Nouveau mosasauridé : Thalassotitan

En 1952, Arambourg rapporte plusieurs dents du Maastrichtien du Maroc sous le nom de Mosasaurus (Leiodon) cf. anceps. Machalski et al. (2003) contestent cette assignation et l’année suivante Bardet et al. (2004) réfèrent les spécimens à Prognathodon sp. Les études suivantes s’accorderont sur le fait que ces spécimens représentent une nouvelle espèce de Prognathodon. Les deux récentes études de Longrich et ses collègues en 2021 ont assigné ces spécimens à Prognathodon aff. saturator. Longrich et ses collègues ont réalisé une étude pour décrire en détail la matériel assigné à Prognathodon aff. saturator du Maroc, décrivant ainsi le nouveau genre Thalassotitan (« géant marin ») avec pour espèce type T. atrox.

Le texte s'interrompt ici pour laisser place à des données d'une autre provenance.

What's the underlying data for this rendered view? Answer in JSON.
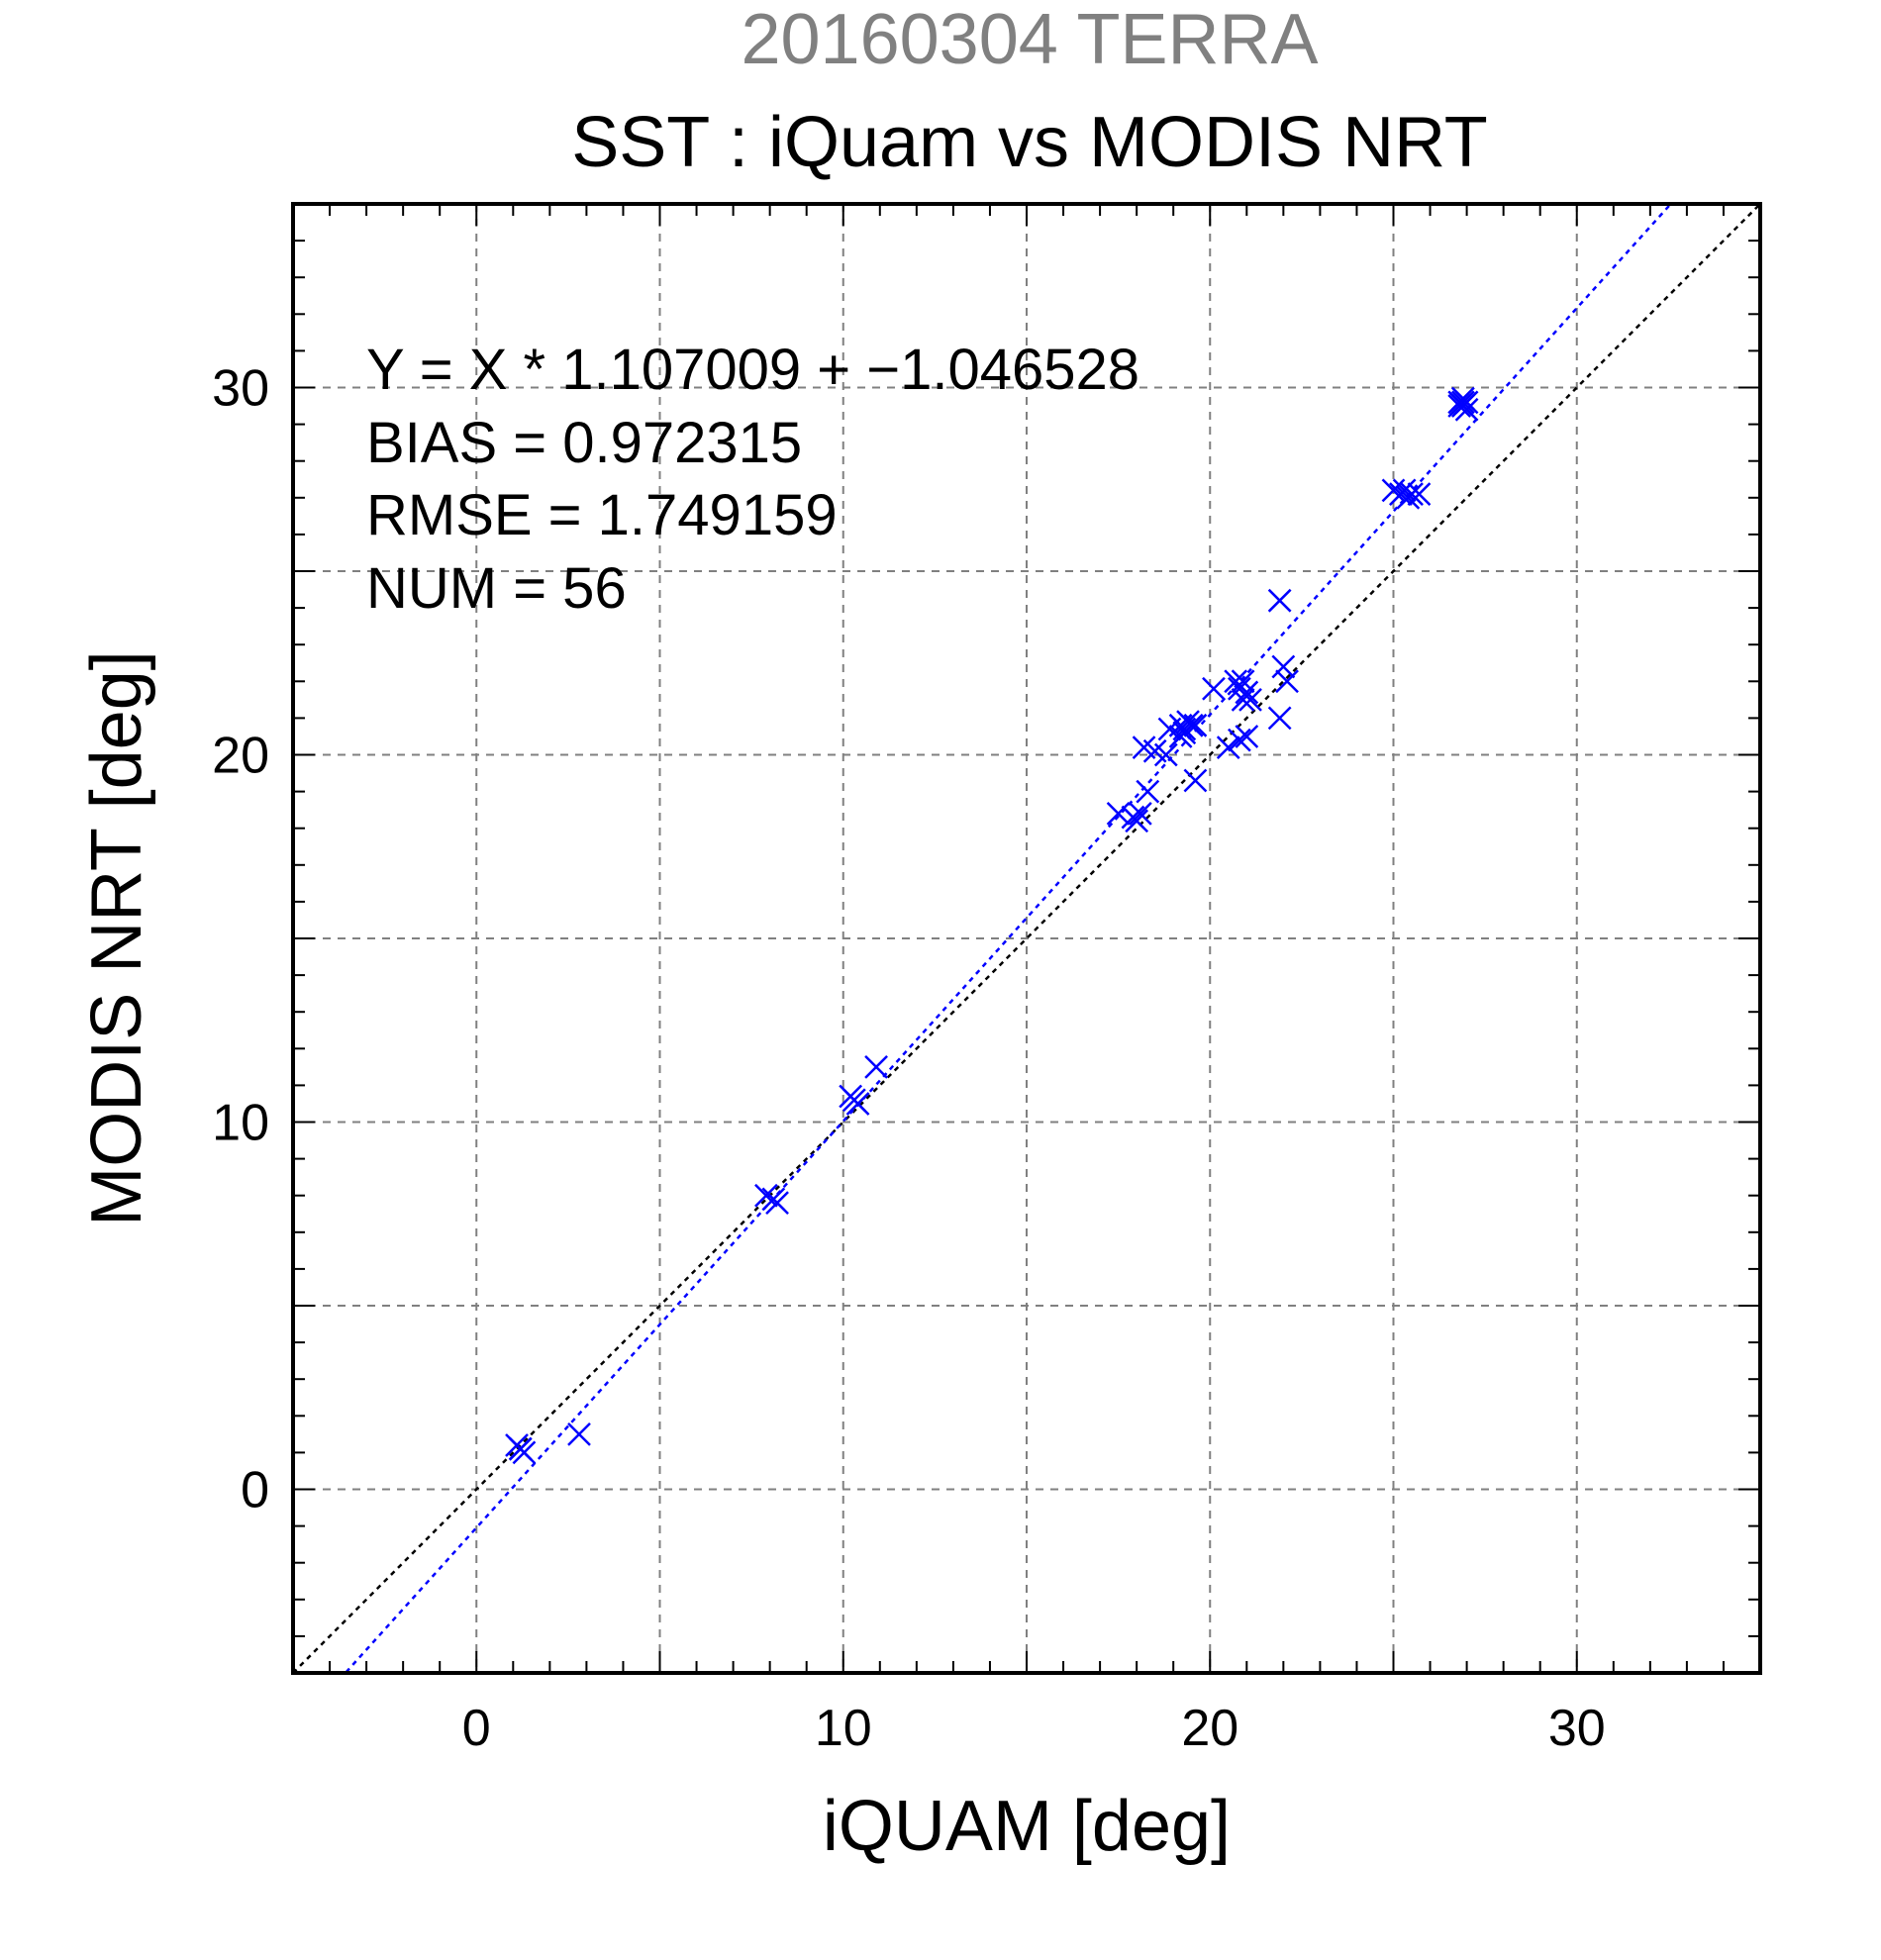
{
  "chart_data": {
    "type": "scatter",
    "subtitle": "20160304 TERRA",
    "title": "SST : iQuam vs MODIS NRT",
    "xlabel": "iQUAM [deg]",
    "ylabel": "MODIS NRT [deg]",
    "xlim": [
      -5,
      35
    ],
    "ylim": [
      -5,
      35
    ],
    "xticks": [
      0,
      10,
      20,
      30
    ],
    "yticks": [
      0,
      10,
      20,
      30
    ],
    "minor_tick_step": 1,
    "grid_step": 5,
    "grid": true,
    "stats": [
      "Y = X * 1.107009 + −1.046528",
      "BIAS = 0.972315",
      "RMSE = 1.749159",
      "NUM = 56"
    ],
    "fit_line": {
      "slope": 1.107009,
      "intercept": -1.046528,
      "color": "#0000ff"
    },
    "identity_line": {
      "slope": 1,
      "intercept": 0,
      "color": "#000000"
    },
    "marker_color": "#0000ff",
    "series": [
      {
        "points": [
          [
            1.2,
            1.1
          ],
          [
            1.1,
            1.2
          ],
          [
            1.3,
            1.0
          ],
          [
            1.2,
            1.1
          ],
          [
            2.8,
            1.5
          ],
          [
            7.9,
            8.0
          ],
          [
            8.2,
            7.8
          ],
          [
            8.1,
            7.9
          ],
          [
            10.3,
            10.6
          ],
          [
            10.4,
            10.5
          ],
          [
            10.2,
            10.7
          ],
          [
            10.9,
            11.5
          ],
          [
            17.5,
            18.4
          ],
          [
            17.9,
            18.3
          ],
          [
            18.1,
            18.4
          ],
          [
            18.0,
            18.2
          ],
          [
            18.3,
            19.0
          ],
          [
            18.2,
            20.2
          ],
          [
            18.5,
            20.1
          ],
          [
            18.8,
            20.0
          ],
          [
            18.9,
            20.7
          ],
          [
            19.2,
            20.8
          ],
          [
            19.3,
            20.7
          ],
          [
            19.4,
            20.9
          ],
          [
            19.5,
            20.8
          ],
          [
            19.3,
            20.6
          ],
          [
            19.6,
            20.8
          ],
          [
            19.2,
            20.5
          ],
          [
            19.6,
            19.3
          ],
          [
            20.1,
            21.8
          ],
          [
            20.5,
            20.2
          ],
          [
            20.7,
            22.0
          ],
          [
            20.8,
            21.8
          ],
          [
            20.9,
            22.0
          ],
          [
            20.9,
            21.5
          ],
          [
            21.0,
            21.7
          ],
          [
            21.1,
            21.5
          ],
          [
            20.8,
            20.4
          ],
          [
            21.0,
            20.5
          ],
          [
            21.9,
            24.2
          ],
          [
            22.0,
            22.4
          ],
          [
            22.1,
            22.0
          ],
          [
            21.9,
            21.0
          ],
          [
            25.0,
            27.2
          ],
          [
            25.2,
            27.1
          ],
          [
            25.3,
            27.2
          ],
          [
            25.5,
            27.1
          ],
          [
            25.7,
            27.1
          ],
          [
            25.4,
            27.0
          ],
          [
            26.8,
            29.6
          ],
          [
            26.9,
            29.5
          ],
          [
            27.0,
            29.6
          ],
          [
            26.9,
            29.7
          ],
          [
            26.8,
            29.5
          ],
          [
            27.0,
            29.4
          ],
          [
            26.9,
            29.6
          ]
        ]
      }
    ]
  }
}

Planche d’Arambourg, 1952 représentant les dents de Mosasaurus (Leiodon) cf. anceps

T. atrox est basé sur un syntype composé de deux spécimens : MNHM.KH.231, un crâne assez complet, des vertèbres cervicales et dorsales et des côtes (qui présente d’ailleurs des traces de charognage par des requins); OCP DEK-GE 417, un crâne assez complet, des vertèbres cervicales et dorsales, des côtes, la ceinture pectorale et les membres antérieurs. Plusieurs spécimens lui ont été référés comprenant un crâne partiel, des vertèbres cervicales et dorsales et des côtes ; des fragments crâniens et des vertèbres dorsales ; un crâne partiel avec des os de membres ; un crâne partiel ; un crâne partiel et des vertèbres cervicales ; des fragments crâniens et une côte ; un dentaire et un maxillaire ; un maxillaire isolé ; trois dentaires isolés ; des vertèbres dorsales et des côtes ; des mâchoires partielles. Tous ces fossiles proviennent de la Couche III des phosphates, qui date de la fin du Maastrichtien. En plus de ce matériel, un grand nombre de dents (dont celles décrites par Arambourg) du Maroc ou même d’autres pays comme la Pologne peuvent lui appartenir.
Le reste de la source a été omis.